The paleocurrent of the sandy braided river in the west 7th block of the Gudong oil field is reconstructed by synthesizing the core, logging, and production performance data of the dense well pattern areas, using Miall’s classification method of architectural elements and hierarchical bounding surfaces. The developmental characteristics of the braided river, single midchannel bar, and single accretion are analyzed quantitatively. The width and thickness of the braided river are ranging from 408 to 1296 m, and from 2.9 to 11.7 m, respectively. The width-to-thickness ratio is from 110 to 167. The width and thickness of the single midchannel bar are from 196 to 337 m and from 4.0 to 7.3 m, respectively. The width-to-thickness ratio is 38-51. The thickness of the single accretion is 1.0-1.5 m. The paleocurrent is reconstructed by dividing the compound midchannel bar into single midchannel bars. Sand body deposits with multiperiod single midchannel bars are then superimposed to form a compound bar.

In the thick Sixth Member sandstone of the Guantao Formation in the west 7th block in Gudong oil field, for example, according to the braided filling channel sand bodies among the different bars, the different thicknesses of adjacent bars, different changes in sedimentary rhythm, unmatched interlayers in different bars, and different logging curve characteristics and dynamic data reveal disconnected signs and identify single bars. We identified four single midchannel bars (Figures 8 and 9) and divided them into two different depositional types, simultaneously with different position types and the same layers at different times. In Figure 8, the 1st-, 2nd-, and 3rd-time depositions are bars 1, 2, 3, and 4, respectively. Bars 1 and 2 belong to the depositional type at the same time but in different positions, while bars 2 and 3 belong to the depositional type with the same layer but at different times. A total of 1 fluvial system (7th-order), 2 compound braided rivers (6th-order), 11 braided rivers (5th-order), 41 midchannel bars (4th-order), and 96 accretions (3rd-order) are developed in the study area (Figure 10).

6. Conclusions

In this paper, the architecture interface and architecture units were identified using wireline logs, based on the understanding of the sedimentary environment and sedimentary characteristics. And the characteristics of different architecture units are further analyzed combined with wireline logs’ shape and core photos. The following conclusions were obtained: (1)The Guan 63+4 layer of the study area is mainly typical sandy braided river deposits. The braided river deposits can be subdivided into the braided filling channel, midchannel bar, and floodplain microfacies(2)Sand body deposits with multiperiod single midchannel bars are superimposed to form a compound bar. Four single midchannel bars were identified and then divided into two different depositional types, simultaneously with different position types and the same layers at different times(3)The interlayer between two braided rivers is floodplain mud deposition, with poor physical properties, stable thickness, and strong blocking capacity.
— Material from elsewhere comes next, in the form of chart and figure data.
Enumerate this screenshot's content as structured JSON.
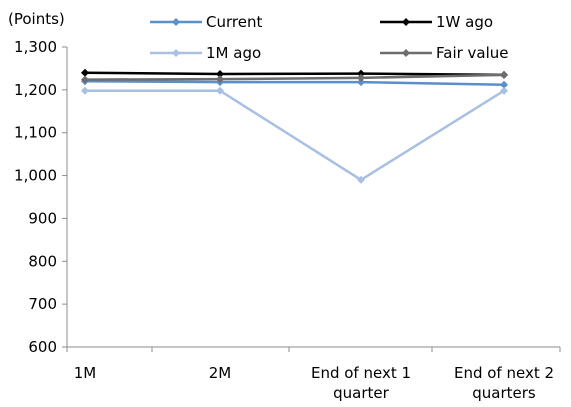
{
  "chart_data": {
    "type": "line",
    "ylabel": "(Points)",
    "categories": [
      [
        "1M"
      ],
      [
        "2M"
      ],
      [
        "End of next 1",
        "quarter"
      ],
      [
        "End of next 2",
        "quarters"
      ]
    ],
    "ylim": [
      600,
      1300
    ],
    "yticks": [
      600,
      700,
      800,
      900,
      1000,
      1100,
      1200,
      1300
    ],
    "ytick_labels": [
      "600",
      "700",
      "800",
      "900",
      "1,000",
      "1,100",
      "1,200",
      "1,300"
    ],
    "grid": false,
    "legend_position": "top",
    "series": [
      {
        "name": "Current",
        "color": "#5b8fca",
        "values": [
          1220,
          1218,
          1218,
          1212
        ]
      },
      {
        "name": "1W ago",
        "color": "#000000",
        "values": [
          1240,
          1237,
          1238,
          1235
        ]
      },
      {
        "name": "1M ago",
        "color": "#a9c0e4",
        "values": [
          1198,
          1198,
          990,
          1198
        ]
      },
      {
        "name": "Fair value",
        "color": "#6d6d6d",
        "values": [
          1224,
          1225,
          1228,
          1235
        ]
      }
    ]
  }
}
The interlayer between the braided filling channel and the midchannel bar is generally fine-grained sediments with calcium cementation and poor physical properties. The interlayer, between two midchannel bars, is a transformation belt and generally composed of gravel-scoured deposition with penetration capability.

Data Availability

All data can be obtained from the corresponding authors.

Conflicts of Interest

The authors declare that they have no conflicts of interest.

Acknowledgments

This work was supported by the Open Fund of Key Laboratory of Exploration Technologies for Oil and Gas Resources (Yangtze University), Ministry of Education (No. K2021-12), Open Foundation of Top Disciplines in Yangtze University (No. 2019KFJJ0818002), the National Natural Science Foundation of China (No. 41872129), and the National Science and Technology Major Project of China (Nos. 2016ZX05010001 and 2016ZX05011001).